Byung-Chul Han atribuye el éxito de los países asiáticos en contener el virus a una infraestructura digital de Big Data y reconocimiento facial soportada en una cultura verticalista y colectivista que facilita el orden. Como advirtió Postman (1985), el contenido mediático simplista, insustancial, ajeno a la historia y descontextualizado que ya nutría al mundo feliz y orwelliano que vivíamos, ha encontrado en el anhelo de la supervigilancia remota una nueva vitamina.
Los efectos antagónicos de la infoxicación profundizan las brechas entre experiencias y usuarios: los privilegiados miran al virus como una puesta en escena y comparten por redes sociales sus recetas caseras para un confinamiento feliz, mientras la mayoría de economía informal pierde sus contados ingresos llenando de incertidumbre sus muros.

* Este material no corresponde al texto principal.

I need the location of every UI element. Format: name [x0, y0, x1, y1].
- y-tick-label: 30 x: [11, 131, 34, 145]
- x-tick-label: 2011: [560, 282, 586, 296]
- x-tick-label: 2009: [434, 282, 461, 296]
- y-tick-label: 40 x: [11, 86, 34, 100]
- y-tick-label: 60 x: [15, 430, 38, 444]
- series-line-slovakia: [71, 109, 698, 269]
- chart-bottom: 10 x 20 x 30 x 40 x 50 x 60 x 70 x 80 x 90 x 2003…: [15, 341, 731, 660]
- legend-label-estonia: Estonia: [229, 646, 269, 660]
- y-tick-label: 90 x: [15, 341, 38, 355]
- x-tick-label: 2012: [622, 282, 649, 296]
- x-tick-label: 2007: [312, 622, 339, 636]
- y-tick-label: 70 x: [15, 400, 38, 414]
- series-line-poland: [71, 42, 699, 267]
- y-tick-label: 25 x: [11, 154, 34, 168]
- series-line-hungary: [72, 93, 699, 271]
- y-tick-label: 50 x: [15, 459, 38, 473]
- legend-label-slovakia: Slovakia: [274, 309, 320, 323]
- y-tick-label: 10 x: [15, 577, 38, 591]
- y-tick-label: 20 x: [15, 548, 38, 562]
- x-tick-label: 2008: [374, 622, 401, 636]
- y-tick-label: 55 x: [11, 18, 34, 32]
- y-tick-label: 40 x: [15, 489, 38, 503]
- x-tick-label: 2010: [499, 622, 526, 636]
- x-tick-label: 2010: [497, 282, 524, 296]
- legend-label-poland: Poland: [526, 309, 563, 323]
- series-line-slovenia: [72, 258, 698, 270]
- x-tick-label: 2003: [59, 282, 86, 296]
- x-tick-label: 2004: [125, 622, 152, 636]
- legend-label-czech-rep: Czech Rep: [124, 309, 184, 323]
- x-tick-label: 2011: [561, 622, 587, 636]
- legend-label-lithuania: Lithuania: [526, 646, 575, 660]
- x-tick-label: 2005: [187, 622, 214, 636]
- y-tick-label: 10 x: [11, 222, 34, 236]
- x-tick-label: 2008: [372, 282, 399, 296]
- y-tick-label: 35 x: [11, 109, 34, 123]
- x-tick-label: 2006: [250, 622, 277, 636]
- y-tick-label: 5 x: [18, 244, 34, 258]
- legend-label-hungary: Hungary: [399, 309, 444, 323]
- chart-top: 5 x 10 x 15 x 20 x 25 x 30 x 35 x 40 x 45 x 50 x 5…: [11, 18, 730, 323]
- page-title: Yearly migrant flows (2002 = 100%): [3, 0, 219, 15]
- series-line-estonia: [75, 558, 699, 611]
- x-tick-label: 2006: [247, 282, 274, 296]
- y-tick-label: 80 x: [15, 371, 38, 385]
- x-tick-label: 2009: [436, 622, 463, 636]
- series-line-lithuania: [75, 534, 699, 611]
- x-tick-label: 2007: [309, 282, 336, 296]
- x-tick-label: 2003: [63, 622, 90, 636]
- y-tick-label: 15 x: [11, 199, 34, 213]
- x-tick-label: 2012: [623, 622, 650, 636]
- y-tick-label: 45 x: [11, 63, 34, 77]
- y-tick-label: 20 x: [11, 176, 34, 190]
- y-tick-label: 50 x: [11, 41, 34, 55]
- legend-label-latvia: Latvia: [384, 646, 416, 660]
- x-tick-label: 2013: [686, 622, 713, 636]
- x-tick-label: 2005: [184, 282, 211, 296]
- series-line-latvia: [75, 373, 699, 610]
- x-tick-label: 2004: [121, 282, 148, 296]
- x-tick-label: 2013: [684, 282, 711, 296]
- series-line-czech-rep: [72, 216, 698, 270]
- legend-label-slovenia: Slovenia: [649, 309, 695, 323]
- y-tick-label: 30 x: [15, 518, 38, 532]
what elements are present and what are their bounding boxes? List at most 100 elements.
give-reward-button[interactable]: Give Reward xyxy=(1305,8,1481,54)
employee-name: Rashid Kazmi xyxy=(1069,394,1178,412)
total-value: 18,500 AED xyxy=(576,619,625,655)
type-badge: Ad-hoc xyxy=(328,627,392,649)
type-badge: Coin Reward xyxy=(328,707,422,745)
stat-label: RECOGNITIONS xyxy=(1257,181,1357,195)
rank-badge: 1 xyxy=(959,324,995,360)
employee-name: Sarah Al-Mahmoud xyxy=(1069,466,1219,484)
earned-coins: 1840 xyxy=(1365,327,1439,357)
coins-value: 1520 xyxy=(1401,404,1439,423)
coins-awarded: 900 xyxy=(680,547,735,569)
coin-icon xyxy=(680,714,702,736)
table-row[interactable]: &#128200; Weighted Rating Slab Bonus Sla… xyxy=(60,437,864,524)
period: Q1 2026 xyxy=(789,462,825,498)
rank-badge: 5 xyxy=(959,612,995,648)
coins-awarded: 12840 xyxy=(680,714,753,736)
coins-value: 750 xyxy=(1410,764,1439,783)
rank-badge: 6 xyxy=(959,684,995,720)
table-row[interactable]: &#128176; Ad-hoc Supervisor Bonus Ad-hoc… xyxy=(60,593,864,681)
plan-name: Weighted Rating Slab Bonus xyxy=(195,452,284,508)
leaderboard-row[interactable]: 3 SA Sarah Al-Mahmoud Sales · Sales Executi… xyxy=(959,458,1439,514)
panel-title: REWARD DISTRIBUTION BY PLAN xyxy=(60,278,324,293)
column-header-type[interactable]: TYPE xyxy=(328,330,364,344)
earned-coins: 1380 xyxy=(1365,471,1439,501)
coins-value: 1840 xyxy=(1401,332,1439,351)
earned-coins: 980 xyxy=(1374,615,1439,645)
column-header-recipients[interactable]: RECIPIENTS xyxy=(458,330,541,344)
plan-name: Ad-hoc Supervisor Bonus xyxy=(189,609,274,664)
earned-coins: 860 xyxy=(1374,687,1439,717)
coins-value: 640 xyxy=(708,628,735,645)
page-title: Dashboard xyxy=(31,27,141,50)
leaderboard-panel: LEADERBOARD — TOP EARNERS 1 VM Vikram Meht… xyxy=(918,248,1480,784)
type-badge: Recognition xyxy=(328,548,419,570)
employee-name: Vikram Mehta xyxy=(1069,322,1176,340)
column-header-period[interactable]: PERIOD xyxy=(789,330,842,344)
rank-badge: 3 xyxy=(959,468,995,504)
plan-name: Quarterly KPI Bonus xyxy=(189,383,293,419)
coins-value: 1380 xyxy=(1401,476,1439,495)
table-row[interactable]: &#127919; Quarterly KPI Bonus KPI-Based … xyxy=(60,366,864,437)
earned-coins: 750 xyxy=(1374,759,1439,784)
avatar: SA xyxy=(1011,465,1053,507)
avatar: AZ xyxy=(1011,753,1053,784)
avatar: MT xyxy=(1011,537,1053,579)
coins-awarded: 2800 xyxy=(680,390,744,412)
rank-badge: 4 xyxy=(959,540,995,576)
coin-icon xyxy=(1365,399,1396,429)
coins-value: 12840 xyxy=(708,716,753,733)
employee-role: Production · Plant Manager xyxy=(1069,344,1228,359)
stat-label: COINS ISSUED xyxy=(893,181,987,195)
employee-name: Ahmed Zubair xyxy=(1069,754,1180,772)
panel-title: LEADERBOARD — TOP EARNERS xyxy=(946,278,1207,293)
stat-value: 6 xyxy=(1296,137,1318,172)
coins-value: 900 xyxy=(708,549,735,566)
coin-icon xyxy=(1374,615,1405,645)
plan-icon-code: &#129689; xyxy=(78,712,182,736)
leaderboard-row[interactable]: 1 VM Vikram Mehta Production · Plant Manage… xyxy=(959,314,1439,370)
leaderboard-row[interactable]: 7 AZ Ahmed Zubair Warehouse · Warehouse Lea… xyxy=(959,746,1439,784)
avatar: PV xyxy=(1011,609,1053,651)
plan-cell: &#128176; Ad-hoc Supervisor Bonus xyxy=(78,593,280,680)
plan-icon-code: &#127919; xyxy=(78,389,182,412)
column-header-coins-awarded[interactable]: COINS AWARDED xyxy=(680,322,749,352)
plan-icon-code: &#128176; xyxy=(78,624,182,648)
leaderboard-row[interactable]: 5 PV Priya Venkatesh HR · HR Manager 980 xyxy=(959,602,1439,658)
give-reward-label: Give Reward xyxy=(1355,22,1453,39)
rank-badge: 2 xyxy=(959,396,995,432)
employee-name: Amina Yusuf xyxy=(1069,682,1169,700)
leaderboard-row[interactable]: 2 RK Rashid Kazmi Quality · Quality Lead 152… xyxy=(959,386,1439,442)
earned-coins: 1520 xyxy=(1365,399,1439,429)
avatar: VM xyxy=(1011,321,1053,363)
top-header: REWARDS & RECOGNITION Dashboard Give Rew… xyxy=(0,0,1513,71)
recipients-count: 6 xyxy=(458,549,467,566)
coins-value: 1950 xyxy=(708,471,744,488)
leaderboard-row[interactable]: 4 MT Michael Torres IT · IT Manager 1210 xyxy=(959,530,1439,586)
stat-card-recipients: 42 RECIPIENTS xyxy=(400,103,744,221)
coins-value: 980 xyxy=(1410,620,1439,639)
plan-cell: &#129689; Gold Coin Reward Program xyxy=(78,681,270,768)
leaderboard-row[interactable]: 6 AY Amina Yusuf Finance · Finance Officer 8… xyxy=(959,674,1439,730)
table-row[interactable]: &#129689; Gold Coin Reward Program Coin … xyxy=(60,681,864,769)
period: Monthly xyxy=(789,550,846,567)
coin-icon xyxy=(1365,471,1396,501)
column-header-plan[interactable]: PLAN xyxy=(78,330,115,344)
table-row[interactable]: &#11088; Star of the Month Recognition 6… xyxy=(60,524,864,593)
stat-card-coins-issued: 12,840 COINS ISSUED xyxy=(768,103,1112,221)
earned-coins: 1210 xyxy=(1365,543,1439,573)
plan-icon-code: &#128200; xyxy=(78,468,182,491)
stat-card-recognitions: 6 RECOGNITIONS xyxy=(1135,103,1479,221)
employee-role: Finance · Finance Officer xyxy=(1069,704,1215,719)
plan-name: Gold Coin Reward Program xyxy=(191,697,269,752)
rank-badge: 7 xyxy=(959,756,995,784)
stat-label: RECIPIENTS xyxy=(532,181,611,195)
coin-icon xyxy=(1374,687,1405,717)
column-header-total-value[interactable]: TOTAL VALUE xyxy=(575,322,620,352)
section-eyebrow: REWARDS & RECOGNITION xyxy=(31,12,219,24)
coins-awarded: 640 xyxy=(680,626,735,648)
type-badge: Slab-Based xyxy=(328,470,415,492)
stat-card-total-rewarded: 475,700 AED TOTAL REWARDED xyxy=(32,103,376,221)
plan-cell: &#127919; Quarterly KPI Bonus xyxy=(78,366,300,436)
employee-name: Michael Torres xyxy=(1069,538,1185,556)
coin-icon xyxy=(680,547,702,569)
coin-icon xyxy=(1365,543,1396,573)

También hay lugar a la irreverencia creativa. En Lima Infection, un videojuego descargable vía Steam (ver imagen de cabecera de este post), comparten roles el presidente de la República, el entrenador de la selección de fútbol y una víctima de cyberbullying que se hizo famosa. Provistos de un martillo para achatar la curva pandémica, luchan contra el virus invisible y contra el aburrimiento y la desazón que se respiran por las ventanas de mi barrio (con pausa a las 8 de la noche para aplaudir a los héroes médicos, bomberos o recolectores de basura que sí salen de sus casas).
Resistir el encierro
Para combatir la distopía, vengo produciendo mi propio documental de cuarentena en Instagram. También fotografiando colegas somnolientos en Zoom y convirtiéndolos en stickers de WhatsApp. Inspirado por Cuarón en la película Roma, me entretengo compartiendo imágenes cotidianas que a nadie importan, pero que espero en algunos años me revelen un recuerdo patético de mis días de confinamiento.
Hoy me ofrecí a regar las plantas en el chat del edificio. Recibí 49 “gracias” de vecinos que solo leo. Luego tuve cuatro reuniones de Zoom donde acordamos tener más reuniones de Zoom la semana entrante. Es todo lo que puedo hacer ahora sin salir de casa. Para los medios podría ser un héroe; para la gran mayoría, solo un privilegiado más. Para mí es la excusa perfecta para ver el cielo.
Nota
La imagen de cabecera es de Amauta Collective.
Que buenas viñetas de unas vidasen encierro.
Muy interesantes tus postales desde Lima, Perú. Y más llamativo los Universales y Particularísimos encontrados en tantas narrativas de hechos vinculados a esta breve e infartante cotidianeidad.